Russian corporations have taken on debt from Western institutions. It's estimated that these Russian companies need to repay $650 billion, and as they are shut out of international markets they can't refinance their debt.
It's often been mentioned that Putin could use defaulting on loans to punish the West. We'll see.
Angela Merkel's Germany could be one of the nations hardest hit by the fallout from Russia's financial meltdown. German industry is the biggest trading partner with Russia, more than 350,000 jobs are tied to trade between the countries.
Beyond that, more than 6,000 German companies have registered offices in Russia with a combined turnover of €40 billion and employing 270,000 people.
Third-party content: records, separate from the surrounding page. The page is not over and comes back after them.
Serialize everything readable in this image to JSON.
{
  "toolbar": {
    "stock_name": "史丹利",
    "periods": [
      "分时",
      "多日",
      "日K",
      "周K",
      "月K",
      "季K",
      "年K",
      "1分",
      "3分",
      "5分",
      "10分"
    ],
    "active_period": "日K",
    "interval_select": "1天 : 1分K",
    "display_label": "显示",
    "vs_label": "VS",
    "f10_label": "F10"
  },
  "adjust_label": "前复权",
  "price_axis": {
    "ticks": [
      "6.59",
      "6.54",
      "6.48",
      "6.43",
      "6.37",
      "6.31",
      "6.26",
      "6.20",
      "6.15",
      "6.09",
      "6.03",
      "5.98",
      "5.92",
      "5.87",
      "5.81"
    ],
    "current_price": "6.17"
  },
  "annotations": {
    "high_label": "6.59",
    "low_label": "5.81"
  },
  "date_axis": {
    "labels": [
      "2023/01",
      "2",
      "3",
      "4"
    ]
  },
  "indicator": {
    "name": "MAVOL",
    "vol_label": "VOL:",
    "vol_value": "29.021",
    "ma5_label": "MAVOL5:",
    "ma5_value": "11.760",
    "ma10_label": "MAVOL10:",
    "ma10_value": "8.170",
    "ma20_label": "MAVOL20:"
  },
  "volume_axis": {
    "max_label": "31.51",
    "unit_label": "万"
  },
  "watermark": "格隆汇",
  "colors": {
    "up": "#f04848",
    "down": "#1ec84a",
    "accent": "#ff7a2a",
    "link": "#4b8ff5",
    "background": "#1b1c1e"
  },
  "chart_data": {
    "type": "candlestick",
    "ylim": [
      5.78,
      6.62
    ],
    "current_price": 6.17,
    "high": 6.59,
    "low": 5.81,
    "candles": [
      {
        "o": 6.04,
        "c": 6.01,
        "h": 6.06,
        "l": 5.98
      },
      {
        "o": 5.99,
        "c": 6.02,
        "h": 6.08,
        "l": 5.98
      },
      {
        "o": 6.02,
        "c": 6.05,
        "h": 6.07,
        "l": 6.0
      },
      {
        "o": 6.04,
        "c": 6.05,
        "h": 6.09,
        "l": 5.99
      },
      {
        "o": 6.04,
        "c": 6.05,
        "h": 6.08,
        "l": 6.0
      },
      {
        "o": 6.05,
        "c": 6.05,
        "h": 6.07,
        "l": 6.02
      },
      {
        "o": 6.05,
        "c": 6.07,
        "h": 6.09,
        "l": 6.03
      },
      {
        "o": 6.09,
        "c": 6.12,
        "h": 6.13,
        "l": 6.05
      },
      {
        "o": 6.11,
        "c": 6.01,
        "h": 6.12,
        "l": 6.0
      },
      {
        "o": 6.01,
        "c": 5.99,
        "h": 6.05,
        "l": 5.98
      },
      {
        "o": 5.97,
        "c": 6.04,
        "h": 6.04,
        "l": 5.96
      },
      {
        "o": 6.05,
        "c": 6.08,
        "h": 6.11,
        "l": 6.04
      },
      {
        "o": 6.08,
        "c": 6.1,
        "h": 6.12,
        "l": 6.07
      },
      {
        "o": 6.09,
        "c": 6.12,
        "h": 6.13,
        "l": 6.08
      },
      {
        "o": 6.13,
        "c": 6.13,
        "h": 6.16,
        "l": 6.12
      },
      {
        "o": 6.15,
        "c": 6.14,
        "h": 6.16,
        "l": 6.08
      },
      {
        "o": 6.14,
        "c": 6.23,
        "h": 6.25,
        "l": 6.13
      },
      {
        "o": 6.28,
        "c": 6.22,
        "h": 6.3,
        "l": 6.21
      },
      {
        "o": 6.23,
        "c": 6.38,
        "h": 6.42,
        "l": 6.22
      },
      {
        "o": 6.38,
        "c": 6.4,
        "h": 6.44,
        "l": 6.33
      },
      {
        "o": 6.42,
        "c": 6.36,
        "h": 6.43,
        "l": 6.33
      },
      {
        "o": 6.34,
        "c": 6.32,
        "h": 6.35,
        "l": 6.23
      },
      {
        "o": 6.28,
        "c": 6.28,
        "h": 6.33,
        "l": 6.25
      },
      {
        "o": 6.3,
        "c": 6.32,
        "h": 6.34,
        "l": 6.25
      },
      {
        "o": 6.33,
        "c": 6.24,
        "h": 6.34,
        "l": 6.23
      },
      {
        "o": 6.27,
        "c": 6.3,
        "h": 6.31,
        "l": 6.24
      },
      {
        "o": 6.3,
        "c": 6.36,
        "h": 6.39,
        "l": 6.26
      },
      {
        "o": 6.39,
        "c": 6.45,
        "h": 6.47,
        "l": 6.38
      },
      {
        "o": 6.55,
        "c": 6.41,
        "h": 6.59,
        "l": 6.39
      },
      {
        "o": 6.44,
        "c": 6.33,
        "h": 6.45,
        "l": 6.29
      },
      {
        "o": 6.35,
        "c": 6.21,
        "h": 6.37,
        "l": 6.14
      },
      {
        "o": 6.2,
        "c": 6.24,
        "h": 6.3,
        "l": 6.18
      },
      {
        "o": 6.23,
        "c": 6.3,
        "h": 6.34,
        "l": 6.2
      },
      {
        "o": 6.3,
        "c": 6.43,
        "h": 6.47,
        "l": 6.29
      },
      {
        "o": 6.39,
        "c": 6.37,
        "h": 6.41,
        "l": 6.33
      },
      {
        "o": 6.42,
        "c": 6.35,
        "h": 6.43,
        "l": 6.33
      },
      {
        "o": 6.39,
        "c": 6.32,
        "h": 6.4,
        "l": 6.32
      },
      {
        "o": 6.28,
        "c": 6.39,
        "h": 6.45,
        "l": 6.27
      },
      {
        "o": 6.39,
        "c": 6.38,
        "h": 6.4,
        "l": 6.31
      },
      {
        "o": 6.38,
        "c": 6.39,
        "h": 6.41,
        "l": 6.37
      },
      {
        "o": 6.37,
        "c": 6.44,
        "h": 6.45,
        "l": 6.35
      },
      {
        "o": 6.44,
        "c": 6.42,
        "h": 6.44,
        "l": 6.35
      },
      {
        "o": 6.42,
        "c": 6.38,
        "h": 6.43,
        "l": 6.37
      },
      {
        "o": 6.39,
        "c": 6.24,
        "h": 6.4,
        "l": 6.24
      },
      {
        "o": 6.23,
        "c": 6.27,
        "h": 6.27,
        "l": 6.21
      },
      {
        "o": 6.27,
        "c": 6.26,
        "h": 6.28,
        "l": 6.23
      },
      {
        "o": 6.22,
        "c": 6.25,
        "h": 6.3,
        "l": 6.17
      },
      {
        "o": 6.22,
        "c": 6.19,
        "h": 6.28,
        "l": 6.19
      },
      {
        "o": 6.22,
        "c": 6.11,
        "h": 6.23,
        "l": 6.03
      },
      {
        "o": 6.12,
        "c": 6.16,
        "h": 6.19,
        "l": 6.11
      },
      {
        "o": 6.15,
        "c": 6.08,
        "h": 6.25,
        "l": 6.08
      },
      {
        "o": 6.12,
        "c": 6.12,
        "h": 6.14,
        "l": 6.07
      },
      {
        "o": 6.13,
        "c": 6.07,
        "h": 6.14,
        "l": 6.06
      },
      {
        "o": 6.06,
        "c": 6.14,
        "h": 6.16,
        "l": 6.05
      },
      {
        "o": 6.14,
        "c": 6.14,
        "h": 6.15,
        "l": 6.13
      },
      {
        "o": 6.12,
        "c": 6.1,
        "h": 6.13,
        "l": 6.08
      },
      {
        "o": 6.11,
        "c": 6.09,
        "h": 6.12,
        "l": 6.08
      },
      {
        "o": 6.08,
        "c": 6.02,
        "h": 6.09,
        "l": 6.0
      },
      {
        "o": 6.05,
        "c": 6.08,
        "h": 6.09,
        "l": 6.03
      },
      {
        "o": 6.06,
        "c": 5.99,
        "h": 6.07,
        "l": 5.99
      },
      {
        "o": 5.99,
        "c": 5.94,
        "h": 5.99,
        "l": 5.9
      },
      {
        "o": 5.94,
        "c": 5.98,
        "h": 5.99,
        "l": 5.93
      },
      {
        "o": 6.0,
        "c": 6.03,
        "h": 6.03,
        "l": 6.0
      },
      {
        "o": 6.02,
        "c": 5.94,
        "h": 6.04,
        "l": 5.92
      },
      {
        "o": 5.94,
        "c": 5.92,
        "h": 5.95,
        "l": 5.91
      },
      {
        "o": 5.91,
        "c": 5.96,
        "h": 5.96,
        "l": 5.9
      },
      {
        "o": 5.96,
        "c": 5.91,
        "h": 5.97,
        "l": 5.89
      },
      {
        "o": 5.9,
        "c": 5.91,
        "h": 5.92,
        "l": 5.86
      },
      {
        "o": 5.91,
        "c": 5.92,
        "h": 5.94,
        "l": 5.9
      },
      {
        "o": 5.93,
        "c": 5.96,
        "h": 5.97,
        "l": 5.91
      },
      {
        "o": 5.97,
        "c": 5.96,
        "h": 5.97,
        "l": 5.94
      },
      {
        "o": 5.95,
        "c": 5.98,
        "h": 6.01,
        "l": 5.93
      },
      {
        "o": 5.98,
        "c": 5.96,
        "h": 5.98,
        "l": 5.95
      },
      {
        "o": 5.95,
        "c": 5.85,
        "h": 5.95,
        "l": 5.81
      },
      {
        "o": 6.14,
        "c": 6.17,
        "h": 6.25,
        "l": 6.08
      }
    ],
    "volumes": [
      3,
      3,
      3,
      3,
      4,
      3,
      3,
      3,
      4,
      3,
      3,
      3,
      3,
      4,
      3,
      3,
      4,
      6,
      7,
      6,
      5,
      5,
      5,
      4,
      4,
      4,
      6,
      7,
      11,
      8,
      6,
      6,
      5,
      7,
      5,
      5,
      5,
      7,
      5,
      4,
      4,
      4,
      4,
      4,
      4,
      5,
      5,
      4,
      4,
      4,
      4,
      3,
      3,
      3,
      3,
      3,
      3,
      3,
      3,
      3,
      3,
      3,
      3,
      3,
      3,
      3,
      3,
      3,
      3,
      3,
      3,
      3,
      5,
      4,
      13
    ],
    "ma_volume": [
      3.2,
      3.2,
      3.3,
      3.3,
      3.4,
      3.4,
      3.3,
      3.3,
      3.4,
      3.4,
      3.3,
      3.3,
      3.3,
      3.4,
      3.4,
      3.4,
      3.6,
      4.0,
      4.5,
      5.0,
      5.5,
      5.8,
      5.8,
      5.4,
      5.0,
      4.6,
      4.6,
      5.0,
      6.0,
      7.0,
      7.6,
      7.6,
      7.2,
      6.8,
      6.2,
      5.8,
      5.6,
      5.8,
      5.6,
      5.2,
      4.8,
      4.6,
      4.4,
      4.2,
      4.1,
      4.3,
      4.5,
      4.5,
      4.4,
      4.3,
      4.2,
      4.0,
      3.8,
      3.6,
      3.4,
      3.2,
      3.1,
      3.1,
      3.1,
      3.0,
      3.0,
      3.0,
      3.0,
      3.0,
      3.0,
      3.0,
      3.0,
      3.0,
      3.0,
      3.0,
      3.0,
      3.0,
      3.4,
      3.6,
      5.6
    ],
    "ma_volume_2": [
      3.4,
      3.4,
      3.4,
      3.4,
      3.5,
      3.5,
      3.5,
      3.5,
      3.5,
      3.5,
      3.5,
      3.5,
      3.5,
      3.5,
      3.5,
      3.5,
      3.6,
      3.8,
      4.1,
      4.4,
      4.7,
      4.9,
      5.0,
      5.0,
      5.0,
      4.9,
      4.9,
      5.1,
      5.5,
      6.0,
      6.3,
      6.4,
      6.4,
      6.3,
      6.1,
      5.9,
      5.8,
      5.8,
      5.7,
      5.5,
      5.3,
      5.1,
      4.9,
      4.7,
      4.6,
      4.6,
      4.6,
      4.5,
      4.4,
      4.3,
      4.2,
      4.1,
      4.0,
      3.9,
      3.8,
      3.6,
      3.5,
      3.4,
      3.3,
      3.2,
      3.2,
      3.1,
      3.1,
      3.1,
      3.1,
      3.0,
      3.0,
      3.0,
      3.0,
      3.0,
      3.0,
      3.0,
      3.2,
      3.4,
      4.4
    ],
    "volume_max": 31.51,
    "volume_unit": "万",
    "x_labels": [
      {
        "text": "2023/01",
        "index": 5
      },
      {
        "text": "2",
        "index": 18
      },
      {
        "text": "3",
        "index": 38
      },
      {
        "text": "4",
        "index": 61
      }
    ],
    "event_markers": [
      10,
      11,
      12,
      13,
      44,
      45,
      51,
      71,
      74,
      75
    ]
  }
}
Russia has built up a pretty impressive currency reserve. Now it is deploying that reserve to protect its economy, which the central bank expects to sink by as much as 4.7 percent next year. It’s spent well in excess of $80 billion dollars defending its currency.
The question is how much more it is will to spend of the $416 billion dollars it has left.
The next stop could be capital controls. That would stop the bloodletting.
It’s not only Russia that’s taking a hit from sanctions. With oil prices collapsing to possibly 40 dollars a barrel, we may be filling up cheaply but we’re all in for a bumpy ride.
When sentiment sours, it hurts emerging markets as money pours into safer investments and locations. Turkey and Indonesia have seen their currencies hit multi-year lows. They're only recourse to scrap much needed infrastructure projects and social spending.